The Origins of a Continuing Order of Ministry (Sun. May 8)

The word of the day is “appoint.”  Today’s society believes that there always is a better way.   Invention will improve anything.  Innovation will make everything function more efficiently.  However, the foundations of Holy Tradition in the church are enduring and are not subject to improvement.  One of these is the church order of ordained clergy.  Today in our reading of Act 6:1-7, we read of the establishment of the order of deacons in the church. The twelve apostles said, “Therefore, brethren, seek out from among you seven men of good reputation, full of the Holy Spirit and wisdom, whom we may appoint for this business [of administration and caring]”  (OSB vs.  3). Based on this model, our deacons continue to serve the church today.

In today’s reading, we find the nascent church has outgrown the apostles’ ability to manage it.  In the wisdom of the Spirit, the apostles ask the multitude of believers to choose seven men who will have responsibility for administering the daily distribution of food to the widows.  This ministry will free the apostles to devote their full attention to prayer and the preaching and teaching of the Word (OSB vs. 4).
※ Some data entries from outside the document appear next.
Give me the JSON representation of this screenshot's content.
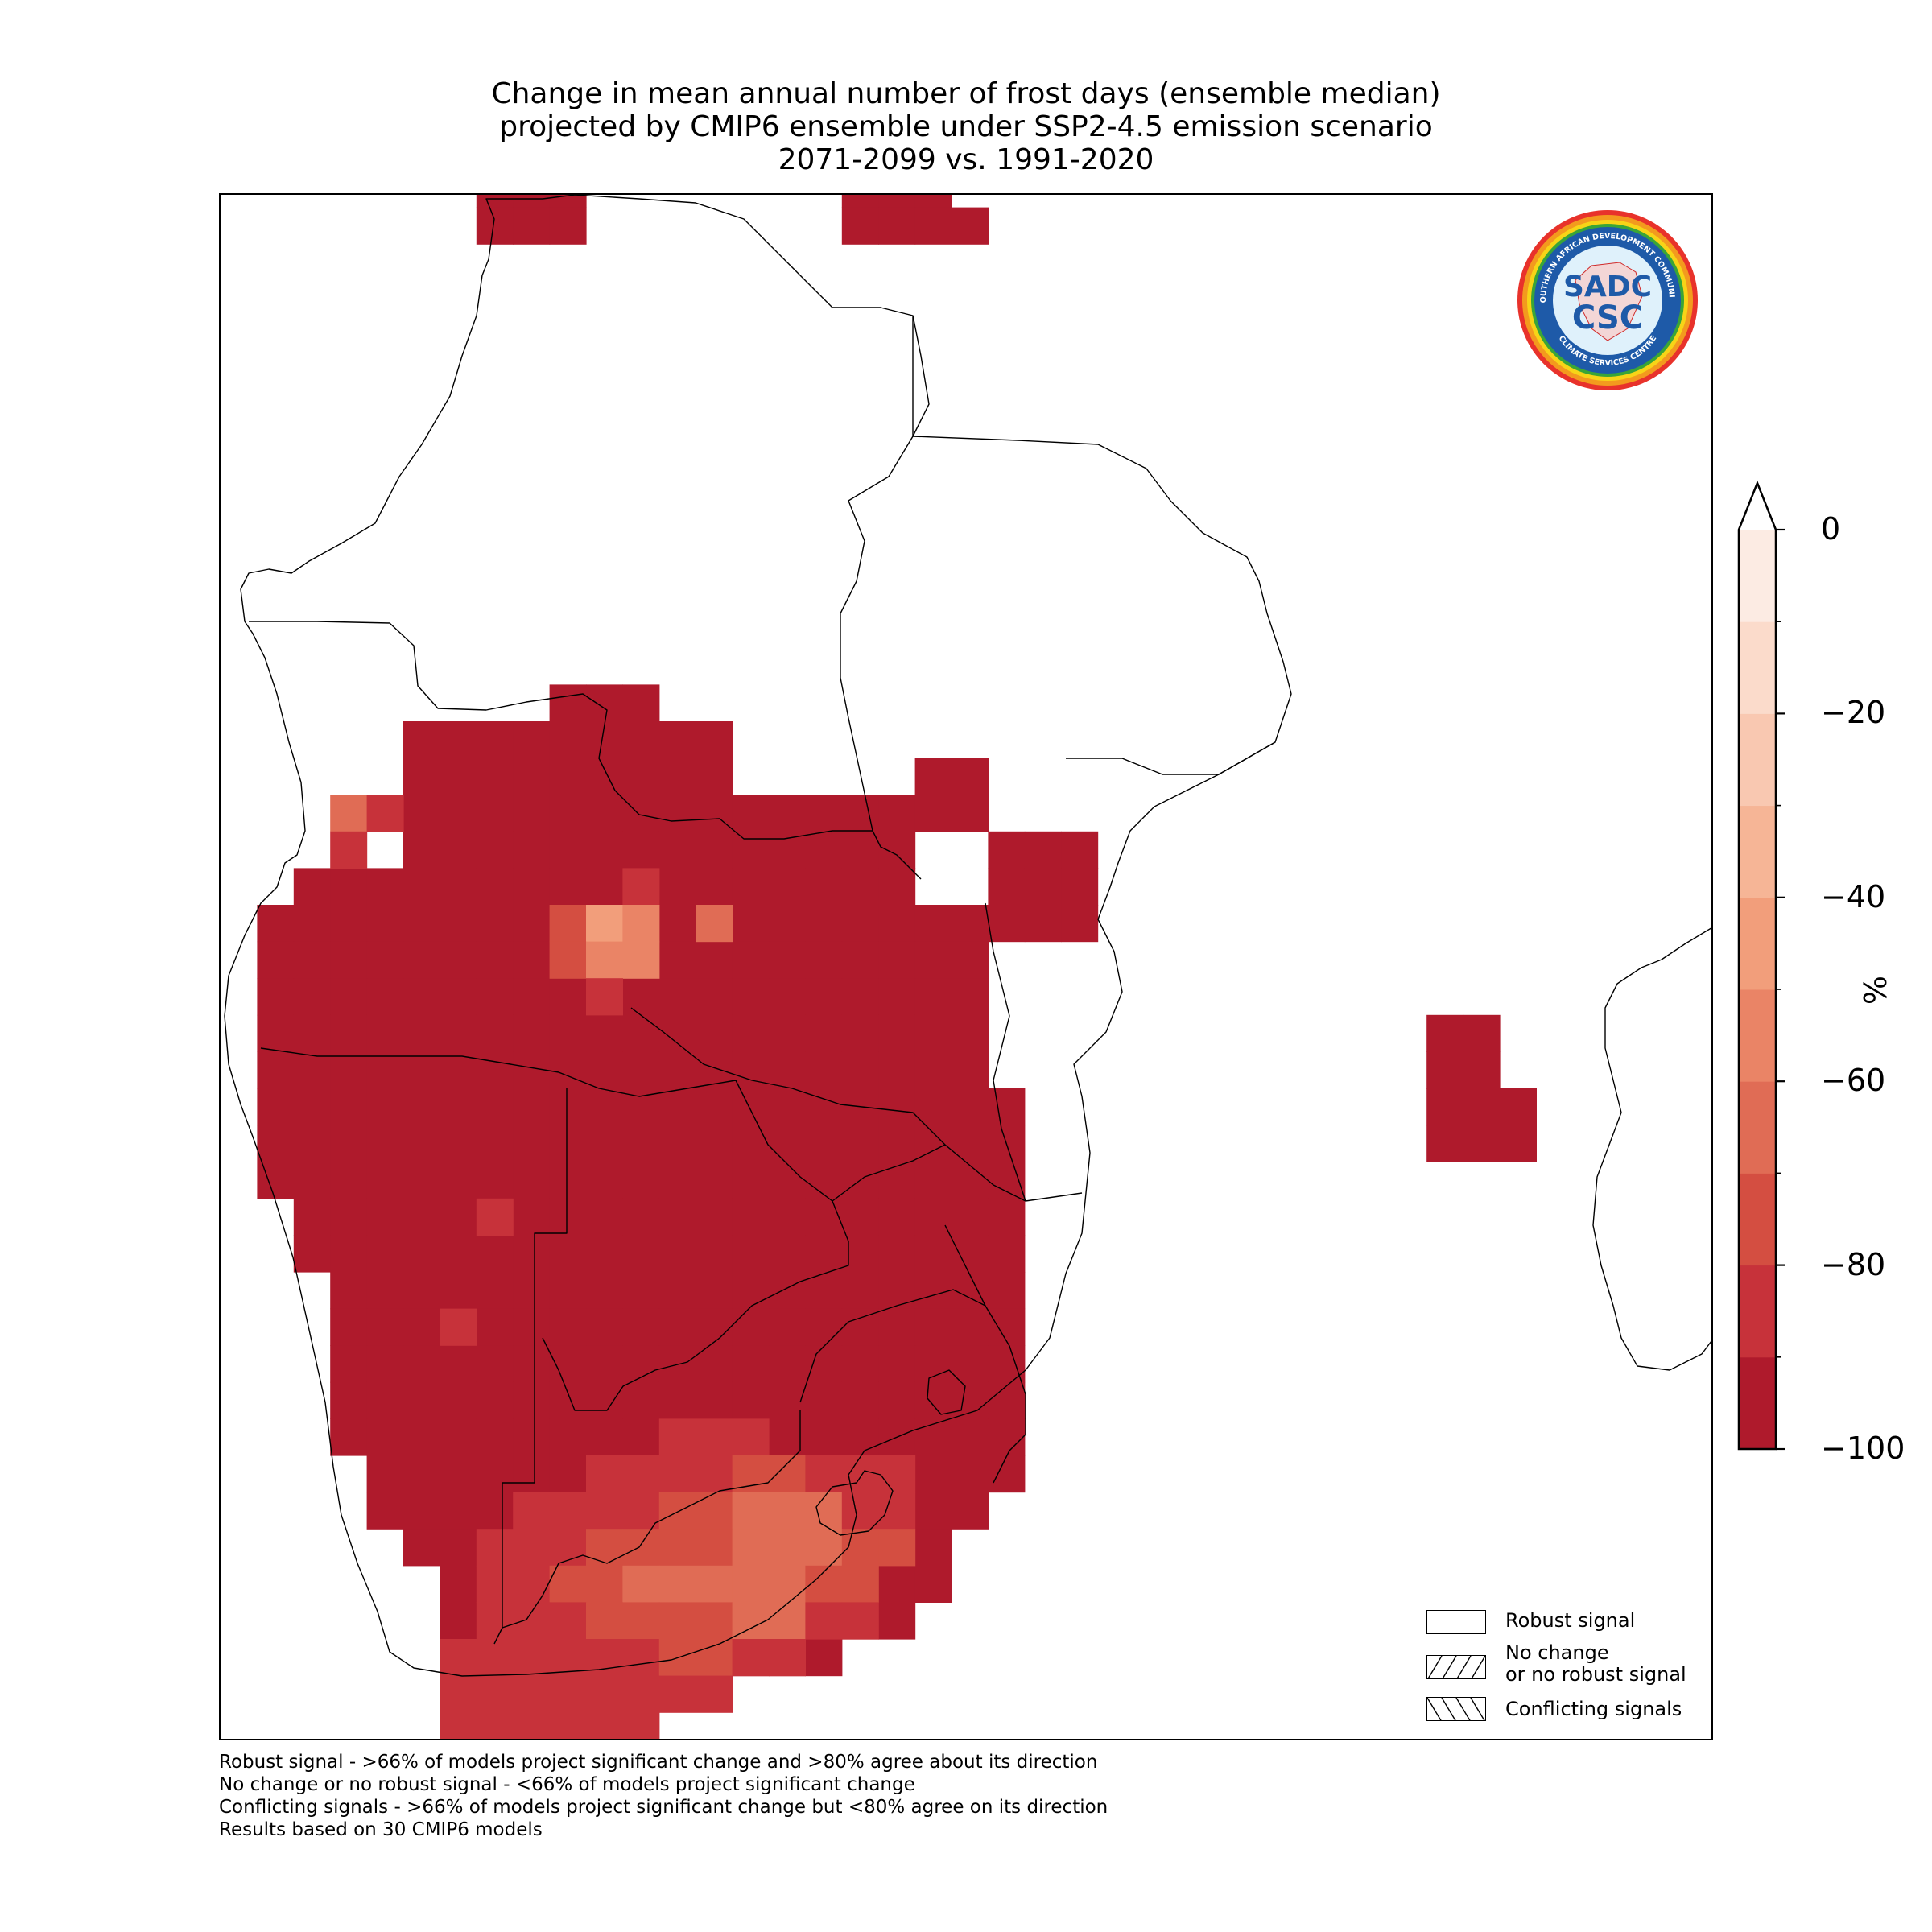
{
  "title_lines": [
    "Change in mean annual number of frost days (ensemble median)",
    "projected by CMIP6 ensemble under SSP2-4.5 emission scenario",
    "2071-2099 vs. 1991-2020"
  ],
  "colorbar": {
    "unit": "%",
    "min": -100,
    "max": 0,
    "step": 10,
    "extend": "max",
    "tick_values": [
      0,
      -20,
      -40,
      -60,
      -80,
      -100
    ],
    "tick_labels": [
      "0",
      "−20",
      "−40",
      "−60",
      "−80",
      "−100"
    ],
    "colors": [
      "#af1a2c",
      "#c7323a",
      "#d44e41",
      "#e06c55",
      "#ea8466",
      "#f29e7b",
      "#f6b596",
      "#f9c8b1",
      "#fbdbcb",
      "#fcebe3"
    ]
  },
  "legend": {
    "items": [
      {
        "label_lines": [
          "Robust signal"
        ],
        "pattern": "none"
      },
      {
        "label_lines": [
          "No change",
          "or no robust signal"
        ],
        "pattern": "forward-hatch"
      },
      {
        "label_lines": [
          "Conflicting signals"
        ],
        "pattern": "back-hatch"
      }
    ]
  },
  "footnotes": [
    "Robust signal - >66% of models project significant change and >80% agree about its direction",
    "No change or no robust signal - <66% of models project significant change",
    "Conflicting signals - >66% of models project significant change but <80% agree on its direction",
    "Results based on 30 CMIP6 models"
  ],
  "logo": {
    "top_text": "SOUTHERN AFRICAN DEVELOPMENT COMMUNITY",
    "bottom_text": "CLIMATE SERVICES CENTRE",
    "mark_top": "SADC",
    "mark_bottom": "CSC"
  },
  "map": {
    "base_color": "#af1a2c",
    "highlight_cells": [
      {
        "col": 3,
        "row": 17,
        "value": -65
      },
      {
        "col": 4,
        "row": 17,
        "value": -85
      },
      {
        "col": 3,
        "row": 18,
        "value": -85
      },
      {
        "col": 11,
        "row": 19,
        "value": -85
      },
      {
        "col": 9,
        "row": 20,
        "value": -75
      },
      {
        "col": 10,
        "row": 20,
        "value": -45
      },
      {
        "col": 11,
        "row": 20,
        "value": -55
      },
      {
        "col": 13,
        "row": 20,
        "value": -65
      },
      {
        "col": 9,
        "row": 21,
        "value": -75
      },
      {
        "col": 10,
        "row": 21,
        "value": -55
      },
      {
        "col": 11,
        "row": 21,
        "value": -55
      },
      {
        "col": 10,
        "row": 22,
        "value": -85
      },
      {
        "col": 7,
        "row": 28,
        "value": -85
      },
      {
        "col": 6,
        "row": 31,
        "value": -85
      }
    ]
  }
}
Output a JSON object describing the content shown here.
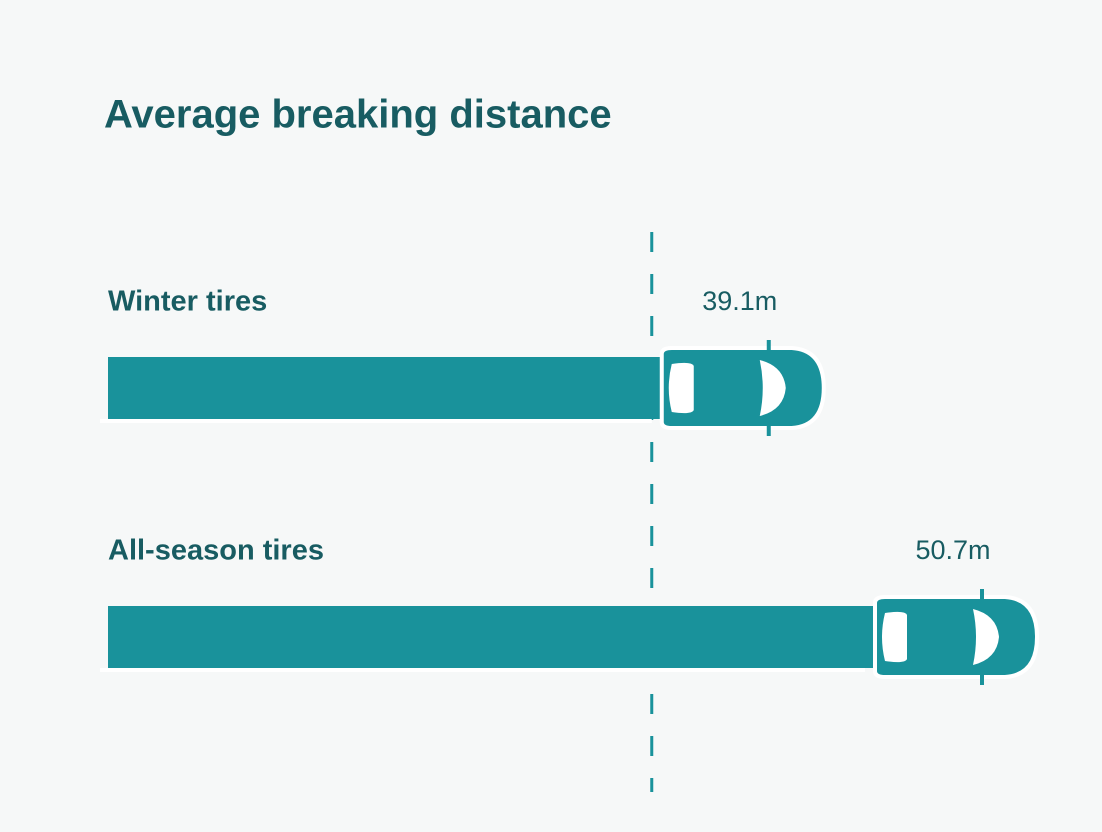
{
  "chart_data": {
    "type": "bar",
    "title": "Average breaking distance",
    "categories": [
      "Winter tires",
      "All-season tires"
    ],
    "values": [
      39.1,
      50.7
    ],
    "value_labels": [
      "39.1m",
      "50.7m"
    ],
    "color": "#19929b"
  }
}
A Window into the Life of the Early Church

This incident reveals some helpful background about the new community of believers.  It included two groups.  The first were those whom Luke calls “Hellenists.”  These were from a group of Jews who were scattered throughout the Roman empire in the “diaspora.”  They had adapted to the Greco-Roman ways and spoke Greek.  Hence, they were called “Hellenists” from a word referring to what is Greek.  The second group was from the Jewish homeland.  They continued to speak Hebrew.  But they also used Aramaic for everyday communication.

The Solution to a Growing Division

The distinction between these two groups is apparent in the complaint of the “Hellenists” that their widows were “neglected in the daily distribution” of food and provisions.  The term “neglect” has the sense of “to overlook” (Strong’s #3865, 190).   Thus, the oversight was probably unintentional.  It was due to the complexity of the growing numbers of believers (OSB vs. 1).  The multiplication of the company of believers demanded a new kind of leadership, the ordained order we call “deacons.”

If we look closely, we find that the names that the community nominated for this ministry are Greek names.  Accordingly, we can surmise that they were chosen to remedy the specific situation.  Nevertheless, this method must have proven beneficial as it became a permanent institution in the church.

Finally, recall that the first martyr of the faith, Stephen, was from this group.  Like the apostles, he spoke the Word with exceptional power.  And, like the apostles, he saw the Risen Christ.  At his death, he gazed into heaven and saw the “glory of God and Jesus standing at the right hand of God” (OSB Acts 7:55).

The Qualifications of the Deacon

Note that the qualifications for the candidates for the office of deacon were that they must be trustworthy.  That is not surprising since they are to handle the church’s resources.  But more remarkable is the requirement that they had to be “full of the Holy Spirit” as well as wisdom, a gift of the Holy Spirit (OSB vs. 3).

Note also that the multitude (congregation) selected the men who are qualified.  But it was the Apostles’ role to “appoint” them “over this business” (OSB vs. 3).  And notice that how they did that was by ordination by the “laying on of hands.”  The writer of Acts puts it, “when they had prayed, they laid their hands on them” (Acts 6:6).

In this story, we get a glimpse into the practical life of the first church.  We find that step by step as the church grew, the Holy Spirit provided for the leadership and ministries of the church.

For Reflection

What about the church today?  A sure sign of the continuing, active presence and power of the Holy Spirit in our day is that the church continues to ordain men to the three Holy Orders of deacon, priest, and bishop.  At their ordination, they are especially equipped with the Holy Spirit so that they can serve the Lord and minister to the faithful.  We should thank God that He has provided these servants to minister to us and pray for them daily.